Столь суровых требований вовсе, правда, не предъявлялось к фру Клауди, но брак ее не был безоблачен; во Фьордбю каждый знал, что консул если теперь и угомонился, то всего несколько лет назад не отличался супружеской верностью и произвел на свет не одного внебрачного ребенка. Конечно, жена очень страдала, и нелегко ей было заставить собственное сердце выдержать ту бурю ревности, презрения, гнева, стыда и томящего ужаса, которая обрушилась на нее и чуть не выбила почву из–под ног. Она, однако ж, устояла. Не только не слетело с ее уст ни единого укора, она и мужа не допустила до признаний, явственных просьб о прощении, покаянных обетов. Она знала, что, коли дойдет до слов, они увлекут ее далеко от него. Надо было все пережить в молчании, и молча она старалась обвинить себя в сопричастии мужнину греху, коря себя за недостаточную самоотверженность.
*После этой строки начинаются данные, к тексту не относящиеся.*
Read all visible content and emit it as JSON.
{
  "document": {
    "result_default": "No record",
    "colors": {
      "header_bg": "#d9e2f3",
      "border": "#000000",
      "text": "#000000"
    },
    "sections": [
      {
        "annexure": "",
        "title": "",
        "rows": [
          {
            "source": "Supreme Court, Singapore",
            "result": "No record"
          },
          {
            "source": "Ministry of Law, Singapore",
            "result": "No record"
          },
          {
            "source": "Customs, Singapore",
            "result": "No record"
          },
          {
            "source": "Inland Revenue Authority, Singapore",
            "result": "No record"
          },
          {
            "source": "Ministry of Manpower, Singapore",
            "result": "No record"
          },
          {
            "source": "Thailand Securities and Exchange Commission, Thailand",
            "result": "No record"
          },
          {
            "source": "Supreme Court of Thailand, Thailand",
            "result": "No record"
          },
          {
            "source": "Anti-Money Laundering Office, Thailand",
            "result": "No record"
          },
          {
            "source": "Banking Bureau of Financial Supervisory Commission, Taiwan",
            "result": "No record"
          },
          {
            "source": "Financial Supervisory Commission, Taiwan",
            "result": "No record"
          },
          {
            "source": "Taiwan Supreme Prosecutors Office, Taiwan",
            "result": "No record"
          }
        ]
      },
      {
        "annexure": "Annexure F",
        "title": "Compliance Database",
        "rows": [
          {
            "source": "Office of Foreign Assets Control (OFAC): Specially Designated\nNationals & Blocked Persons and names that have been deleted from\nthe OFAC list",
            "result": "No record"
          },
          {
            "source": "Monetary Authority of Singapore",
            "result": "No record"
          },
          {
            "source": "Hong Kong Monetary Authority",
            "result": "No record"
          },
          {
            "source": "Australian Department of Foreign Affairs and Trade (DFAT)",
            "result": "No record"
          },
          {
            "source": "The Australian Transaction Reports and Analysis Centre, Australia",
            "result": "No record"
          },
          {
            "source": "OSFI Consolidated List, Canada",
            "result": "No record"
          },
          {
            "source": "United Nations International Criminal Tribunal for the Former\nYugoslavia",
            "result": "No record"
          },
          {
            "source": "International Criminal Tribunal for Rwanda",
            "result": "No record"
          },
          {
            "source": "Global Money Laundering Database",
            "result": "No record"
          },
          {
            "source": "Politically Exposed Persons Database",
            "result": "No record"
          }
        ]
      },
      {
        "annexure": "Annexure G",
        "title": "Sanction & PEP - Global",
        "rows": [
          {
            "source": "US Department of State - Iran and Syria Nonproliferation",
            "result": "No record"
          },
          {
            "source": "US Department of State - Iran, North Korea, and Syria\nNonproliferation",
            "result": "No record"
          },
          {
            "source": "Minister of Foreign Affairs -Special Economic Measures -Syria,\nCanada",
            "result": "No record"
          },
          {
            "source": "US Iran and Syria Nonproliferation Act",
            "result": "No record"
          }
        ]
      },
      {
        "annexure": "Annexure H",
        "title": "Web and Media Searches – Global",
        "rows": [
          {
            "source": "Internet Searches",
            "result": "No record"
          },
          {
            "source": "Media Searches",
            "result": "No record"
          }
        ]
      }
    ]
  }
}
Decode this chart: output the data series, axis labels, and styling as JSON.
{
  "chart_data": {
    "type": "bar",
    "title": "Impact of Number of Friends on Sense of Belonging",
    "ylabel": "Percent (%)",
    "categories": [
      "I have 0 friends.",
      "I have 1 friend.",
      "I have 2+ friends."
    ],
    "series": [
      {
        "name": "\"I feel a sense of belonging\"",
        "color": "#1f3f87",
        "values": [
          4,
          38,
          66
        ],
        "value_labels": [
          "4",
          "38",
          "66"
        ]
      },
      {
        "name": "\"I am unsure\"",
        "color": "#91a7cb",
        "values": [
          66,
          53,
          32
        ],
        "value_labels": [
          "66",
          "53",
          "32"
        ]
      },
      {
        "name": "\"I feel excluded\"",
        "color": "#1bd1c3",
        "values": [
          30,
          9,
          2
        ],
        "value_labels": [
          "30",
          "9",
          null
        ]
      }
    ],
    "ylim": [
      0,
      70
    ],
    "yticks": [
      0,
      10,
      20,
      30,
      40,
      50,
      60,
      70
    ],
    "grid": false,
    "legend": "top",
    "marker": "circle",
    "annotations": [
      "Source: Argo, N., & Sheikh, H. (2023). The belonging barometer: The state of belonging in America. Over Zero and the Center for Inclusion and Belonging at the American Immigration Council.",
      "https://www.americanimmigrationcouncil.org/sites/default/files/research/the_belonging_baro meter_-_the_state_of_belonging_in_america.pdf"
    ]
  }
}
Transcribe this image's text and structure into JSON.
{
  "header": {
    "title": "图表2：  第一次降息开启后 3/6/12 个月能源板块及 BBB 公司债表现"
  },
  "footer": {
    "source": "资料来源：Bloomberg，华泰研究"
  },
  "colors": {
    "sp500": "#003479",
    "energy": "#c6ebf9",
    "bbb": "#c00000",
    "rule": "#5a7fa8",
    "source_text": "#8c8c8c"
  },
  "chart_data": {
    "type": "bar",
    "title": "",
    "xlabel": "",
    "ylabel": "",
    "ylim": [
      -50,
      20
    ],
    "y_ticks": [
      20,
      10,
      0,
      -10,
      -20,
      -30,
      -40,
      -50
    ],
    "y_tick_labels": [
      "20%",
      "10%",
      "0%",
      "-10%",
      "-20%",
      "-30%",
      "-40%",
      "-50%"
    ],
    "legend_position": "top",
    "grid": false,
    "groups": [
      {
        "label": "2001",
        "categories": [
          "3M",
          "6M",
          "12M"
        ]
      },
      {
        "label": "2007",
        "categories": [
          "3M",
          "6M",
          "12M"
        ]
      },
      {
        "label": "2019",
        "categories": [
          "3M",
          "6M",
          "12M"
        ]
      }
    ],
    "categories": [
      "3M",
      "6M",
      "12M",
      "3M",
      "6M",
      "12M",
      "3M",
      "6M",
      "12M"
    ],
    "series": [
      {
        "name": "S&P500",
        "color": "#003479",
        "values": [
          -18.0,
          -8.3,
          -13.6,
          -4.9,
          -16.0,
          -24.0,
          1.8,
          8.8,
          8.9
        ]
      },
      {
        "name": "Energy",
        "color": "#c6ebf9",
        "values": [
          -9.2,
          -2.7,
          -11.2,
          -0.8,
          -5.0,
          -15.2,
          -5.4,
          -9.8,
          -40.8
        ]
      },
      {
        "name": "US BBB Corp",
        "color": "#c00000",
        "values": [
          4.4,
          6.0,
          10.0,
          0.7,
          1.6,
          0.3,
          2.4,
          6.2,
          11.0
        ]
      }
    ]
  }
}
Старалась она не зря, ей удалось живо ощутить свою вину и захотелось искупить ее, и скоро крылатая молва оповестила Фьордбю о том, что соблазненные консулом девушки и дети их не только ни в чем не терпят нужды, но, верно, женская рука тайно охраняет их от всякой скверны, укрепляет и направляет.
Так грехи обернулись добром, а грешник и святая сделали друг друга лучше.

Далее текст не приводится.